Otrora enfant terrible y gran esperanza blanca del cine francés (Sitcom, Bajo la arena, Gotas de agua sobre piedras calientes), François Ozon se ha convertido poco a poco (Ricky, En la casa, Joven y bonita) en uno de esos cineastas odiosos y resabiados a los que se les ve demasiado el plumero como nuevo moralista de lo políticamente correcto disfrazado de hábil narrador (cada vez más perezoso y televisivo) que hace ya tiempo que abandonó el verdadero gesto irónico, provocativo e iconoclasta por una apuesta por los relatos didácticos y las formas aseadas del melodrama burgués que hacen que su cine pase con una misma (y escasa) intensidad por los festivales y la taquilla.

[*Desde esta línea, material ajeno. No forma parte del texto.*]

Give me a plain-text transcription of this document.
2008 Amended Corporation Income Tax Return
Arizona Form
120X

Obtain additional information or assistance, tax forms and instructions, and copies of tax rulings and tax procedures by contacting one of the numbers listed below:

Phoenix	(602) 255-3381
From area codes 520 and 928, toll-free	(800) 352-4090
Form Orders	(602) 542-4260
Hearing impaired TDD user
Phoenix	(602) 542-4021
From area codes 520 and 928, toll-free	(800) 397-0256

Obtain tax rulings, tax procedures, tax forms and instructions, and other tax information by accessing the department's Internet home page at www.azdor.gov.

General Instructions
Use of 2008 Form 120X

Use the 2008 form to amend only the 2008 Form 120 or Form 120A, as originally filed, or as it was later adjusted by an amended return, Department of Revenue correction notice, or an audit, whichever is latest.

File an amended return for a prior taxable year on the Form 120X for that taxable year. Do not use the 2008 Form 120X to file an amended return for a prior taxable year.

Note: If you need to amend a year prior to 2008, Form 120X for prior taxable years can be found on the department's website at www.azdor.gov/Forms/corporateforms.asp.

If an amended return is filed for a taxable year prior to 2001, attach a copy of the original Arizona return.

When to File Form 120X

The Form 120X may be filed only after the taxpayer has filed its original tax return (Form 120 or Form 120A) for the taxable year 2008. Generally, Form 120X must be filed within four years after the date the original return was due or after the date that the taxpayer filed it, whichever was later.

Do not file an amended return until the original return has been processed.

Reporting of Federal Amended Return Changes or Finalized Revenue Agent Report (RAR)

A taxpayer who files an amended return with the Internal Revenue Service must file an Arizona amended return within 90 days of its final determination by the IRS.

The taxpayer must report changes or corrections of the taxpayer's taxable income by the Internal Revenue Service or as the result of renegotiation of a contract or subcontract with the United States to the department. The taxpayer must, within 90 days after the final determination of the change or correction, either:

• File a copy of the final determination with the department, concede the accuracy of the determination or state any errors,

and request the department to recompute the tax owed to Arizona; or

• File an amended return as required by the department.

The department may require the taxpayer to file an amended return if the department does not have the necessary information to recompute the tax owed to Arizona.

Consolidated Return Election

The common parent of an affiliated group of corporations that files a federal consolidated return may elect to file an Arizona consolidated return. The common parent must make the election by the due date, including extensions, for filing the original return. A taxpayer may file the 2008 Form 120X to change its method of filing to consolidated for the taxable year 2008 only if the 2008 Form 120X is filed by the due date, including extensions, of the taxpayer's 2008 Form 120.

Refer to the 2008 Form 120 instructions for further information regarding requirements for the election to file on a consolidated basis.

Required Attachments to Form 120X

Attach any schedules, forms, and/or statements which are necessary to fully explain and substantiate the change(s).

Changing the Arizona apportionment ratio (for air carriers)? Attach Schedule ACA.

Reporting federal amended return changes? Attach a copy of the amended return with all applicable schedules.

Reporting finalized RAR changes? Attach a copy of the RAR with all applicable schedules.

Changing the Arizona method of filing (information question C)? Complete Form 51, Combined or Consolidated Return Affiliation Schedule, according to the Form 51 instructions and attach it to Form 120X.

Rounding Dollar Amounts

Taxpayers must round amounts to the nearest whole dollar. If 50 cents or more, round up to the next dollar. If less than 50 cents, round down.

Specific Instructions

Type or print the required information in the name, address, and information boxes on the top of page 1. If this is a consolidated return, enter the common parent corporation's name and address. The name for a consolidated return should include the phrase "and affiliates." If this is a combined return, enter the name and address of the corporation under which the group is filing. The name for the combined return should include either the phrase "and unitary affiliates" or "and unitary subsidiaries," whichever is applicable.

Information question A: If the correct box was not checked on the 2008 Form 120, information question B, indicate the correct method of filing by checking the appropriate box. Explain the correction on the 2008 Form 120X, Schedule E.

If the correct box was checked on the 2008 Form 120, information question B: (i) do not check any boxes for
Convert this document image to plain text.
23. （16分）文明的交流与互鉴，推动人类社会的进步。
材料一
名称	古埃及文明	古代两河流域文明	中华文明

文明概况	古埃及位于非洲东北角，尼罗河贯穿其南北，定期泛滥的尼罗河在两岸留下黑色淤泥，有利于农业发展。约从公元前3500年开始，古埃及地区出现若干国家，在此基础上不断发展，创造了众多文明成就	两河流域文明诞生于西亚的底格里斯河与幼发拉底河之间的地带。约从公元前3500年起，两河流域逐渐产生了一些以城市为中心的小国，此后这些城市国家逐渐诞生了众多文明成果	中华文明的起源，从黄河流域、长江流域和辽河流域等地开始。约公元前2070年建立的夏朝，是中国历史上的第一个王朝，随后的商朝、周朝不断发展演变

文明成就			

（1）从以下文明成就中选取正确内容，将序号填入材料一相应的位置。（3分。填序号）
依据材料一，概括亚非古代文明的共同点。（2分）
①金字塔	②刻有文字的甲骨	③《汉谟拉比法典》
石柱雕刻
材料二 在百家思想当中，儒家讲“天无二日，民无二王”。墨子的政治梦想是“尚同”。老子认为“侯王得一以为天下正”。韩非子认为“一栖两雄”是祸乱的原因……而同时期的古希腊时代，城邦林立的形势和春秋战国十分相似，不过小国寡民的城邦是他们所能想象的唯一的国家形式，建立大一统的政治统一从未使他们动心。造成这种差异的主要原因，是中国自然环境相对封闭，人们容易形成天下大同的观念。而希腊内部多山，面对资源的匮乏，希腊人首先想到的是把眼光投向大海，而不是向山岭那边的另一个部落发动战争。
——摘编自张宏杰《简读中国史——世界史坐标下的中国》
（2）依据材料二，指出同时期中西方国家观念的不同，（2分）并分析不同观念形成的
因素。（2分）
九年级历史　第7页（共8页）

O sea, es uno de esos autores tan acomodados como prolíficos que se consumen con gusto y facilidad en los circuitos de versión original madura para dar carnaza y juego a mentes abiertas, sociólogos de ocasión y malos pedagogos que terminarán poniendo sus películas como ejemplo para ilustrar espinosos temas de actualidad o nuevos modelos de convivencia.

Con Una nueva amiga le toca el turno a la transexualidad, el travestismo o el transgénero, a saber, a los conflictos con la identidad sexual y el deseo de sus personajes acomodados a través de un relato zigzagueante de corte melodramático y supuestos aromas sirkianos basado en una novela de la recientemente fallecida Ruth Rendell, la misma a la que adaptó Almodóvar, referente inevitable aquí también, en la también fallida Carne trémula.

Desvelado el secreto a las primeras de cambio tras un prólogo sintético que encierra tal vez los mejores minutos del conjunto, la cinta discurre entre estampas otoñales de travestismo glamouroso, comprensión e identificación femenina, una poco sutil anulación del macho y dribles de memoria explicativa para encaminar la supuesta seriedad dramática del asunto hacia un involuntario ejercicio autoparódico en el que el escuálido Romain Duris y la inexpresiva Anaïs Demoustier se debaten en un juego de desdoblamiento y pasión frustrada de ida y vuelta que no termina de sostenerse nunca ni como fábula dramática ni como relato irónico sobre los personajes y el mundo que retrata.